Robert Altman (February 20, 1925- November 20, 2006)
Among his innovations were recording each actor separately on radio microphones instead of a single boom mike. He gave people like script supervisor Jill Tewkesbury a chance to write, sending her to Nashville to takes notes for another breakthrough film named for that city. He started Lion's Gate production company to keep his ensemble working in between his own films. "His process was to get his friends together and see what evolved," said his wife in the 2014 Ron Mann documentary Altman. Actors said he made filmmaking like being in a family.
In his TV series Tanner '88, written by Garry Trudeau, the fictional presidential candidate comes out against the US war on drugs, saying, "Any war that makes 25 million Americans criminal is a loser." Altman called it his most innovative work. He scored another Palme d' Or as best director for The Player (1992), a brilliant skewering of Hollywood that doubles as a thriller.
Robert Atlman was voted the 17th Greatest Director of all time by Entertainment Weekly and among the 69 feature films he directed are M*A*S*H* (1970), McCabe and Mrs. Miller (1971) and The Player (1992). His stunning collaboration with dancer Neve Campbell The Company (2003) was tragically overlooked but his Gosford Park (2001) won nearly every Best Director award worldwide and his Prairie Home Companion (2006) was well received.
An April 5, 1992 review of The Player in the New York Times quotes him saying, "I was a heavy drinker, but the alcohol affected my heart rather than my liver. So I stopped. And I miss it. I really like that kind of life. I smoke grass now. I say that to everybody, because marijuana should be legalized. It's ridiculous that it isn't. If at the end of the day I feel like smoking a joint I do it. It changes the perception of what I've been through all day." Interviewed in 2004 for The Guardian, Altman said he loved to party, still wasn't drinking and still liked to smoke marijuana. He lit up a joint after the interview and reported that he smoked pot sitting across from prime minister Tony Blair at a party.

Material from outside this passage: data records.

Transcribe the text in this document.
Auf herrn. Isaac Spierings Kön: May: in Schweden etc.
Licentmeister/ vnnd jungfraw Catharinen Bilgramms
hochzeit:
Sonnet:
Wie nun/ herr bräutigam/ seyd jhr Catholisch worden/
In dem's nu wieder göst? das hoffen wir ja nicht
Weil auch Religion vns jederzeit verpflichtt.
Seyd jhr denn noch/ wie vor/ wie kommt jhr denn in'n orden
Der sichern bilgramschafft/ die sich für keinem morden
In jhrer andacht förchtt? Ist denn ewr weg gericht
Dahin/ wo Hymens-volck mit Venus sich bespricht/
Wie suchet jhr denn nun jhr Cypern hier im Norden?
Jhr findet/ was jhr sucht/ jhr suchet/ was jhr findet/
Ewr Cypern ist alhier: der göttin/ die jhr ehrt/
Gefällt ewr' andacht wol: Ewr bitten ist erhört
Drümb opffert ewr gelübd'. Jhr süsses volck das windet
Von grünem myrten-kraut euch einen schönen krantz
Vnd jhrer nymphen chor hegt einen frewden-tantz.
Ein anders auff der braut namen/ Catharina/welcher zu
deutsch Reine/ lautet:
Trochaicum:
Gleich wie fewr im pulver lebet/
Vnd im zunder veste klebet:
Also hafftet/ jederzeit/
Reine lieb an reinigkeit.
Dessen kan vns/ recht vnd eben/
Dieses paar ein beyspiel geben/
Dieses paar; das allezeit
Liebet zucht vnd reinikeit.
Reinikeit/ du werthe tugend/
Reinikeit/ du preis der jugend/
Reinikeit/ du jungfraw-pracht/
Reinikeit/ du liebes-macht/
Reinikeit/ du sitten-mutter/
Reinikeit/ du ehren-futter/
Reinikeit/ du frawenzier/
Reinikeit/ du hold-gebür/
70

Upon receiving an honorary Oscar at the 2006 Academy Awards, Altman revealed that he had been the recipient of a heart transplant approximately 10 years prior, and hadn't gone public out of fear that it would hinder his ability to get work. When asked about retirement, he responded, "You mean, death?" In June 2006, at the age of 81, Altman told the New York Daily News he was taking pleasure in pot more than ever. "I've increased it because of my heart condition," Altman said. "I even have a prescription for marijuana pills."
Altman seemed to have a cannabis consciousness. He served on the board of directors of the National Organization for the Reform of Marijuana Laws (NORML) and he once said, "When I look around America today I feel we're over-saturated with goods. Like most of western Christian civilization, we feel it's fine if we're comfortable and, if the rest of the world isn't, then that's their problem. We're not generous. And the idea of paying some chief executive $40m a year is just obscene. I don't deny it's nice to have silk sheets or whatever, but we live in a deeply unequal society and our luxury is both excessive and wasteful."

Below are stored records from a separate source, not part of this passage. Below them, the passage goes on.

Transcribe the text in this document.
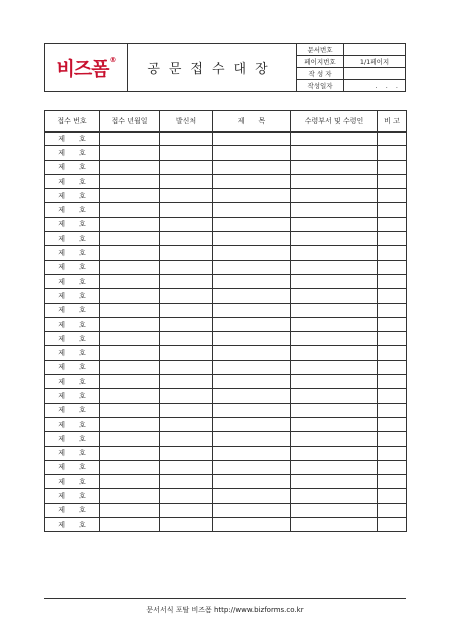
비즈폼®
공문접수대장
문서번호
페이지번호	1/1페이지
작 성 자
작성일자	. . .
접수 번호	접수 년월일	발신처	제　　목	수령부서 및 수령인	비 고
제 호					
제 호					
제 호					
제 호					
제 호					
제 호					
제 호					
제 호					
제 호					
제 호					
제 호					
제 호					
제 호					
제 호					
제 호					
제 호					
제 호					
제 호					
제 호					
제 호					
제 호					
제 호					
제 호					
제 호					
제 호					
제 호					
제 호					
제 호					
문서서식 포탈 비즈폼 http://www.bizforms.co.kr
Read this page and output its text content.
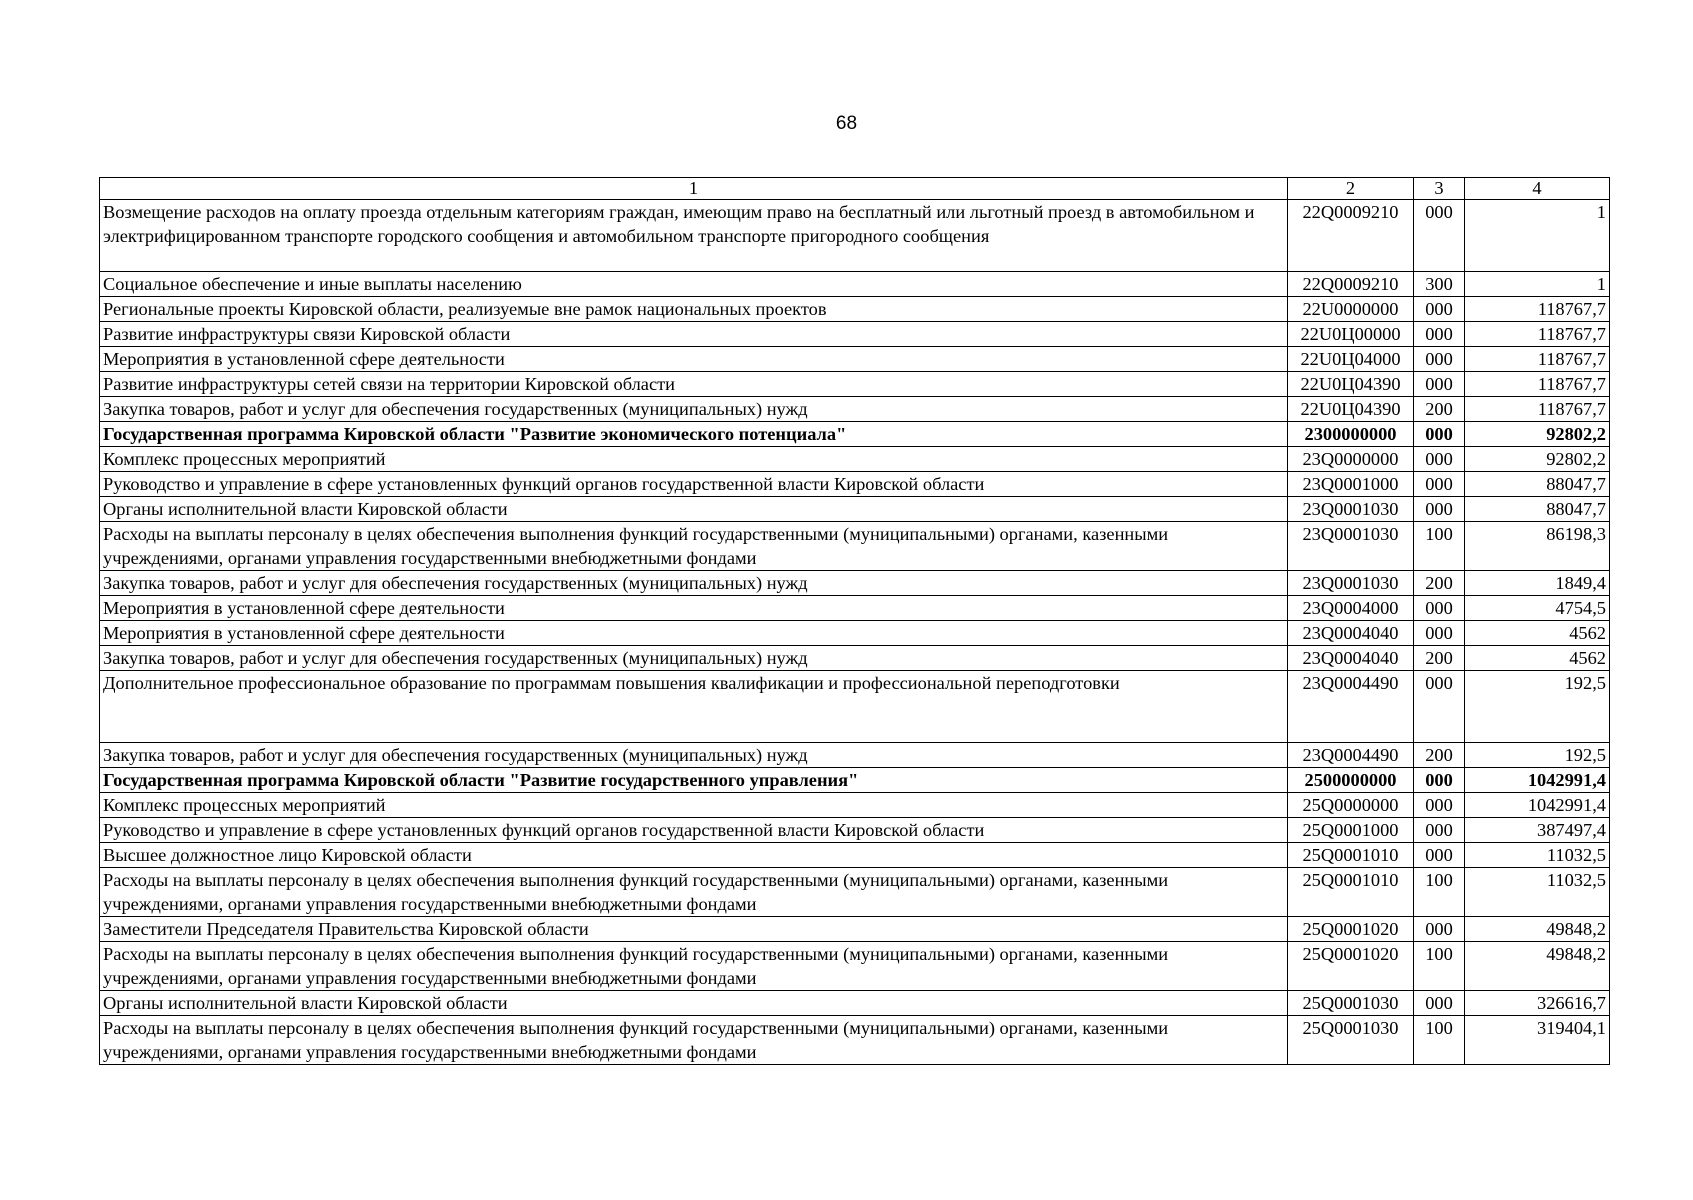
68
1	2	3	4
Возмещение расходов на оплату проезда отдельным категориям граждан, имеющим право на бесплатный или льготный проезд в автомобильном и электрифицированном транспорте городского сообщения и автомобильном транспорте пригородного сообщения	22Q0009210	000	1
Социальное обеспечение и иные выплаты населению	22Q0009210	300	1
Региональные проекты Кировской области, реализуемые вне рамок национальных проектов	22U0000000	000	118767,7
Развитие инфраструктуры связи Кировской области	22U0Ц00000	000	118767,7
Мероприятия в установленной сфере деятельности	22U0Ц04000	000	118767,7
Развитие инфраструктуры сетей связи на территории Кировской области	22U0Ц04390	000	118767,7
Закупка товаров, работ и услуг для обеспечения государственных (муниципальных) нужд	22U0Ц04390	200	118767,7
Государственная программа Кировской области "Развитие экономического потенциала"	2300000000	000	92802,2
Комплекс процессных мероприятий	23Q0000000	000	92802,2
Руководство и управление в сфере установленных функций органов государственной власти Кировской области	23Q0001000	000	88047,7
Органы исполнительной власти Кировской области	23Q0001030	000	88047,7
Расходы на выплаты персоналу в целях обеспечения выполнения функций государственными (муниципальными) органами, казенными учреждениями, органами управления государственными внебюджетными фондами	23Q0001030	100	86198,3
Закупка товаров, работ и услуг для обеспечения государственных (муниципальных) нужд	23Q0001030	200	1849,4
Мероприятия в установленной сфере деятельности	23Q0004000	000	4754,5
Мероприятия в установленной сфере деятельности	23Q0004040	000	4562
Закупка товаров, работ и услуг для обеспечения государственных (муниципальных) нужд	23Q0004040	200	4562
Дополнительное профессиональное образование по программам повышения квалификации и профессиональной переподготовки	23Q0004490	000	192,5
Закупка товаров, работ и услуг для обеспечения государственных (муниципальных) нужд	23Q0004490	200	192,5
Государственная программа Кировской области "Развитие государственного управления"	2500000000	000	1042991,4
Комплекс процессных мероприятий	25Q0000000	000	1042991,4
Руководство и управление в сфере установленных функций органов государственной власти Кировской области	25Q0001000	000	387497,4
Высшее должностное лицо Кировской области	25Q0001010	000	11032,5
Расходы на выплаты персоналу в целях обеспечения выполнения функций государственными (муниципальными) органами, казенными учреждениями, органами управления государственными внебюджетными фондами	25Q0001010	100	11032,5
Заместители Председателя Правительства Кировской области	25Q0001020	000	49848,2
Расходы на выплаты персоналу в целях обеспечения выполнения функций государственными (муниципальными) органами, казенными учреждениями, органами управления государственными внебюджетными фондами	25Q0001020	100	49848,2
Органы исполнительной власти Кировской области	25Q0001030	000	326616,7
Расходы на выплаты персоналу в целях обеспечения выполнения функций государственными (муниципальными) органами, казенными учреждениями, органами управления государственными внебюджетными фондами	25Q0001030	100	319404,1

Of his directing technique, Altman said, "I don't storyboard anything. I go on a set in the morning and, unless a scene requires a lot of props, I won't even tell the crew what I'm going to shoot first. I know what the set-up is and which actors are required. But I have to see what occurs and like to shoot in sequence if possible. It makes for a lot of editing but I like to go on a journey with the actors."
In April 2006 Altman told Vanity Fair his proudest accomplishment is never making a movie he didn't want to make. He listed Kathryn Reed, to whom he was married since 1959, as the love of his life and said his motto is, "Giggle and give in."